Johnson warned parents if they don’t show their children love, “the gangbangers will” and the price will be painful, lengthy and sometimes forever.

In embracing the “Peace for Peace Sake” project, Father Miller and Rev. Dr. Robertson said they believe in the power of prayer and that collectively they plan to “take back our community.”

They are working with 12 churches where every Saturday, they will go to the hot spots and pray.  “We are declaring peace for this summer,” said Robertson. “Without unity, there is no community. We must come together as one.”

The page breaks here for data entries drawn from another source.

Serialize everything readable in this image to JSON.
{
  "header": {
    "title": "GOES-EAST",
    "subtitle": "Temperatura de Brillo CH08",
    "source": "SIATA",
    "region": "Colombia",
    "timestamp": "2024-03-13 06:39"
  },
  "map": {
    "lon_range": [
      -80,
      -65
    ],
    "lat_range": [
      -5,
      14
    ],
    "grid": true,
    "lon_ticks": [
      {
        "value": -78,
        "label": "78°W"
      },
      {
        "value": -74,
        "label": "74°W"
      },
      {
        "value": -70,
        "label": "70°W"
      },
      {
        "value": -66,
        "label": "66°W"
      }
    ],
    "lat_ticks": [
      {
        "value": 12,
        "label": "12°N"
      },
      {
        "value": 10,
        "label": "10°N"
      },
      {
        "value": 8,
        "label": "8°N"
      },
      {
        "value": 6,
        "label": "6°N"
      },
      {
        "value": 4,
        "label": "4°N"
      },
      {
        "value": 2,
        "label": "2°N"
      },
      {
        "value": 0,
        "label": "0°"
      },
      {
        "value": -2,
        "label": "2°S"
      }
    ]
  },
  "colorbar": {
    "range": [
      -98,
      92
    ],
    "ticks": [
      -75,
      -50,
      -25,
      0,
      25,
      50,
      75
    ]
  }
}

The ministers are also reaching out to the Precious Blood Church on the West Side where the pastor has a peace plan that places youth in a circle and encourages lengthy and meaningful dialogue. Miller and Robertson said this peace initiative is very effective in stemming crime. “It allows youth to discuss their issues and problems in an open form. It’s called ‘Peace Circles.”

It entails is a four-day training period the pastors say is an excellent investment in reducing the violence. Anxious for May 1st to arrive, Robertson said, “We plan to pack the park for peace sake.”

Chinta Strausberg is a Journalist of more than 33-years, a former political reporter and a current PCC Network talk show host.